Institutes of Mental Disease Waiver: Vetoed
- Requires ODM to create and administer Medicaid waiver component to provide services to eligible individuals between the ages of 21-64 at IMDs
- This was vetoed by the governor due to BH services being carved-in to managed care in six months.
Medicaid Expansion Freeze: Vetoed
- Prohibits any new enrollees beginning July 1, 2018
- Exempts those with serious mental illness and drug addiction
- Requires the Medicaid Director to seek a waiver from CMS.

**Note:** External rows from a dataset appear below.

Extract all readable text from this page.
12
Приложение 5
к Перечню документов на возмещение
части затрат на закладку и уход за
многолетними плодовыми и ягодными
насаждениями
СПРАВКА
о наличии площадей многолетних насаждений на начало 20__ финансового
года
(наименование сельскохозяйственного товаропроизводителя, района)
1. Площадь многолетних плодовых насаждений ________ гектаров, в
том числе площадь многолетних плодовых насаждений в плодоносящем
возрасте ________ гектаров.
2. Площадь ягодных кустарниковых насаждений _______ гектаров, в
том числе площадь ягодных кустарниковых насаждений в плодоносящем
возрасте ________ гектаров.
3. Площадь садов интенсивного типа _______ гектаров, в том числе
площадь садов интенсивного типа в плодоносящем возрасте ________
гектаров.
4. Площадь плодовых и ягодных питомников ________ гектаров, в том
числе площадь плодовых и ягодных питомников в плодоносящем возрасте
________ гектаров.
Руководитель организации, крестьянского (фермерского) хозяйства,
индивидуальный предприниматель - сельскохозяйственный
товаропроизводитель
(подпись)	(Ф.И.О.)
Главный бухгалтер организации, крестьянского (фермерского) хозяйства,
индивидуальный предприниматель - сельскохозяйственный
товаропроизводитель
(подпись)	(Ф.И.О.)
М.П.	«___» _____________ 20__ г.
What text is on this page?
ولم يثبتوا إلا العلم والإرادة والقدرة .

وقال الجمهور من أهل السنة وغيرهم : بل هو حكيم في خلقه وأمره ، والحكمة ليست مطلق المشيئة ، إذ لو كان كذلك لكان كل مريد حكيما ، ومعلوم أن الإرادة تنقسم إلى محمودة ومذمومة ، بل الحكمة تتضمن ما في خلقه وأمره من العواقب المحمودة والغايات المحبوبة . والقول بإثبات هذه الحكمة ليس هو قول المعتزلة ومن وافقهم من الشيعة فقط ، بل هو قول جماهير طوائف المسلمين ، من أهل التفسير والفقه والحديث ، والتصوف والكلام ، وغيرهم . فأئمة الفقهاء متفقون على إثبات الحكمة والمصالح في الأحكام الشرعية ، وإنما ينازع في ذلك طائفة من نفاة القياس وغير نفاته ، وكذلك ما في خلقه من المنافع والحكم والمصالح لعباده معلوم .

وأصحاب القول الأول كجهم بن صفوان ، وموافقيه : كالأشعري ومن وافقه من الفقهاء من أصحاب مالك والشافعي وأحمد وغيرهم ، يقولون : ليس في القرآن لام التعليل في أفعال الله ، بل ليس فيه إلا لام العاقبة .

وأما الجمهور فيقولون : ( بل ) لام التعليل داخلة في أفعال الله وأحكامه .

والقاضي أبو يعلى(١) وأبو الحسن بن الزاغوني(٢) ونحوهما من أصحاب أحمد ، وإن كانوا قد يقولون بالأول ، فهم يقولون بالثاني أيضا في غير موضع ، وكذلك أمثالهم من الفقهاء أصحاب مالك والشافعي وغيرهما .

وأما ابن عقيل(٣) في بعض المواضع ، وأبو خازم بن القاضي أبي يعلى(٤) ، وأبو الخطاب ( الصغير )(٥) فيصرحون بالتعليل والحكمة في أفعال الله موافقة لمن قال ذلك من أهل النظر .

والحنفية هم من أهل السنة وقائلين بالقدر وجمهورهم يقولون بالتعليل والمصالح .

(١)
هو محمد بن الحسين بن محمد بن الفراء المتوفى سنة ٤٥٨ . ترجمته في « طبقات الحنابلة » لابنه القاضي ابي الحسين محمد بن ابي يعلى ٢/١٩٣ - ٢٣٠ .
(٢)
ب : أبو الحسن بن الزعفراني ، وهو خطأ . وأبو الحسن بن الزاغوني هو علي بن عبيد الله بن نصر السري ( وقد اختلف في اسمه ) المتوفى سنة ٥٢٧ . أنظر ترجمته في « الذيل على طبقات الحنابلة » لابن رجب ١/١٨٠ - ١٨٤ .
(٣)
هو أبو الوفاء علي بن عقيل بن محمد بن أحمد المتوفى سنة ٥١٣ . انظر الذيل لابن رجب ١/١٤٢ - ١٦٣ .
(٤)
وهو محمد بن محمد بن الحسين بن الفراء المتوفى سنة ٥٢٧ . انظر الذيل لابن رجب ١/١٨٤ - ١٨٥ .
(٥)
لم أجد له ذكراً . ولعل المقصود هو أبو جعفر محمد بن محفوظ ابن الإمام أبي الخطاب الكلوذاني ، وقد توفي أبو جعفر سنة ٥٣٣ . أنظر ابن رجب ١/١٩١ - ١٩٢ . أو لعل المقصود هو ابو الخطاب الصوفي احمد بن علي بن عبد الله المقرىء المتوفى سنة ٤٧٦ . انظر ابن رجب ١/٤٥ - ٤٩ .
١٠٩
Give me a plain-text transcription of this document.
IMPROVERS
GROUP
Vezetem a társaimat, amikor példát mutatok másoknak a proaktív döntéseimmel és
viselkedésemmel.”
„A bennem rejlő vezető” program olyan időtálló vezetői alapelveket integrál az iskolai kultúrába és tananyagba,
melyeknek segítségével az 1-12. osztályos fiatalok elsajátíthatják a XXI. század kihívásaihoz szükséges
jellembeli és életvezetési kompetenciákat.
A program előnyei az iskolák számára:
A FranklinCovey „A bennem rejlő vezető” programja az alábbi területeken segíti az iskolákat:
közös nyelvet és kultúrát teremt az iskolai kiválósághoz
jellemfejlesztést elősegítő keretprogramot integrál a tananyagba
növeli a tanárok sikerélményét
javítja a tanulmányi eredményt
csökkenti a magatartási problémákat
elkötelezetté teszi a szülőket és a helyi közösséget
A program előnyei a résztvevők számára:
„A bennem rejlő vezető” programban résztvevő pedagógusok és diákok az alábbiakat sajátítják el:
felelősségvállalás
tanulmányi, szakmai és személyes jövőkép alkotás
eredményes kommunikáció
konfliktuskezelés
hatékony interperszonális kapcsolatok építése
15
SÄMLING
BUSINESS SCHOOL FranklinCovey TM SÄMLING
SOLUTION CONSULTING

Medicaid Reimbursement Rate Oversight: Vetoed
- Prohibits any Medicaid rate increases if the Department of Medicaid (or any other responsible agency) fails to submit the Medicaid payment rate proposal to the Joint Medicaid Oversight Committee (JMOC), or if JMOC votes to prohibit the proposal within 30 days, or if legislature votes to prohibit the proposal within 90 days.
Controlling Board Changes Impacting Medicaid: Vetoed
- Requires the Medicaid Director to request the Controlling Board to authorize expenditure from the fund in an amount necessary to pay for the costs of the Medicaid program
- Provides for the Health and Human Services fund to continue to exist during the 2018-2019 fiscal year
- The Controlling Board may authorize the expenditure if U.S. Congress does not enact a lowering of the federal match for the expansion group.
Work requirements for Medicaid Expansion group
- Requires ODM to establish a waiver program under which an individual must satisfy one of the following to be eligible:
- At least 55 years of age
- Be employed
- Be enrolled in school or an occupational training program
- Be participating in an alcohol and drug addiction treatment group or
- Have intensive health care needs
Healthy Ohio Program and Waiver
- Requires Medicaid Director to submit the healthy Ohio waiver to CMS no later than January 31, 2018
- States the General Assembly’s intent to use the Health Ohio Program as a model if the U.S. Congress decides to block grant the Medicaid program.